Veblens

Oswald Veblen was an internationally prominent mathematician who joined Princeton University in 1905 and played a central role in building the world renowned mathematics department of the 1930s. Veblen was a visionary who was instrumental in establishing the Institute for Advanced Studies in Princeton, and in bringing Einstein and many other top scholars to town. He largely designed the original Fine Hall, an innovative academic building where Einstein first had an office.

During the Nazi rise, he found academic positions for German scientists in the States. A marksman from his early days in the midwest, Veblen also took the lead in improving ballistics calculations for the military during the world wars.  During World War II, he oversaw development of the pioneering ENIAC computer, and did much to encourage subsequent development of early computers by John von Neumann at the Institute.

A "woodchopping" professor who loved the woods, Veblen led the effort to acquire 600 acres of land for the Institute, laying the groundwork for the land's preservation decades later as the Institute Woods. On the other side of town, he and his wife Elizabeth acquired 95 acres of forest and farm field along the Princeton Ridge, which they later donated to Mercer County to form Herrontown Woods--Princeton's and Mercer County's first nature preserve.
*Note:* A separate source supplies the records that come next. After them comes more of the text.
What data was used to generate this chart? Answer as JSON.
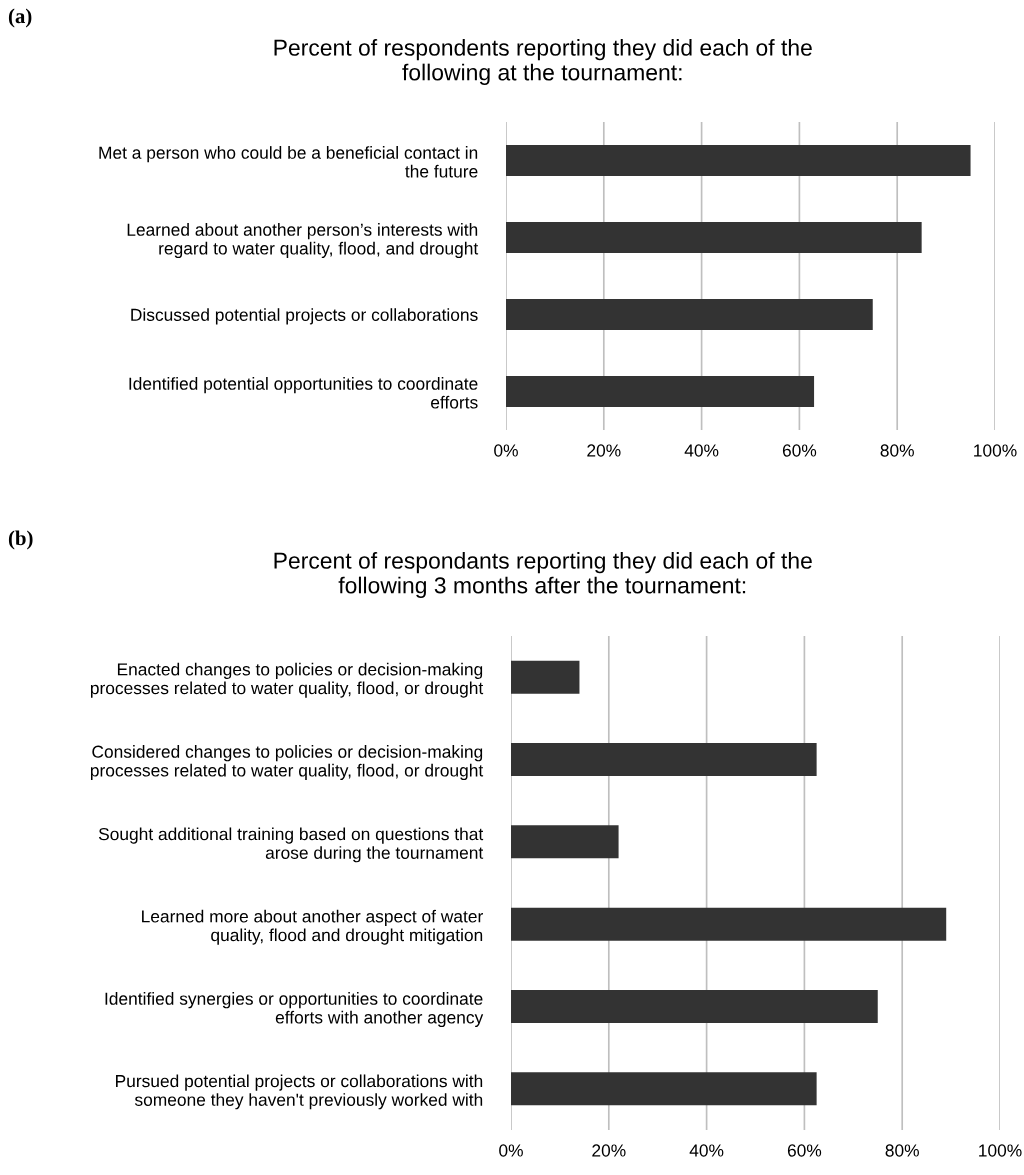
{
  "chart_data": [
    {
      "type": "bar",
      "orientation": "horizontal",
      "title": "Percent of respondents reporting they did each of the\nfollowing at the tournament:",
      "categories": [
        "Met a person who could be a beneficial contact in\nthe future",
        "Learned about another person’s interests with\nregard to water quality, flood, and drought",
        "Discussed potential projects or collaborations",
        "Identified potential opportunities to coordinate\nefforts"
      ],
      "values": [
        95,
        85,
        75,
        63
      ],
      "color": "#333333",
      "xlim": [
        0,
        100
      ],
      "xticks": [
        {
          "value": 0,
          "label": "0%"
        },
        {
          "value": 20,
          "label": "20%"
        },
        {
          "value": 40,
          "label": "40%"
        },
        {
          "value": 60,
          "label": "60%"
        },
        {
          "value": 80,
          "label": "80%"
        },
        {
          "value": 100,
          "label": "100%"
        }
      ],
      "grid": "x",
      "legend": false,
      "annotations": [
        "(a)"
      ]
    },
    {
      "type": "bar",
      "orientation": "horizontal",
      "title": "Percent of respondants reporting they did each of the\nfollowing 3 months after the tournament:",
      "categories": [
        "Enacted changes to policies or decision-making\nprocesses related to water quality, flood, or drought",
        "Considered changes to policies or decision-making\nprocesses related to water quality, flood, or drought",
        "Sought additional training based on questions that\narose during the tournament",
        "Learned more about another aspect of water\nquality, flood and drought mitigation",
        "Identified synergies or opportunities to coordinate\nefforts with another agency",
        "Pursued potential projects or collaborations with\nsomeone they haven't previously worked with"
      ],
      "values": [
        14,
        62.5,
        22,
        89,
        75,
        62.5
      ],
      "color": "#333333",
      "xlim": [
        0,
        100
      ],
      "xticks": [
        {
          "value": 0,
          "label": "0%"
        },
        {
          "value": 20,
          "label": "20%"
        },
        {
          "value": 40,
          "label": "40%"
        },
        {
          "value": 60,
          "label": "60%"
        },
        {
          "value": 80,
          "label": "80%"
        },
        {
          "value": 100,
          "label": "100%"
        }
      ],
      "grid": "x",
      "legend": false,
      "annotations": [
        "(b)"
      ]
    }
  ]
}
Veblen was the nephew of Thorstein Veblen, the famous economist and sociologist who wrote The Theory of the Leisure Class and coined the phrase "conspicuous consumption."

Elizabeth, who grew up in Yorkshire, England, and instituted the tradition of afternoon tea in the mathematics department, and then later at the Institute, where it continues to be a daily ritual. A passage in A Beautiful Mind, describing post WW2 Princeton, suggests she was a central figure in Princeton social circles: "May Veblen, the wife of a wealthy Princeton mathematician, Oswald Veblen, could still identify by name every single family, white and black, well-to-do and of modest means, in every single house in town."

She was also an avid gardener, and with the help of long-time caretaker Max Latterman transformed the gardens around Veblen House into a landscape reminiscent of a Beatrix Potter storybook.

Her brother was Owen Richardson, who won the Nobel Prize for his work in physics.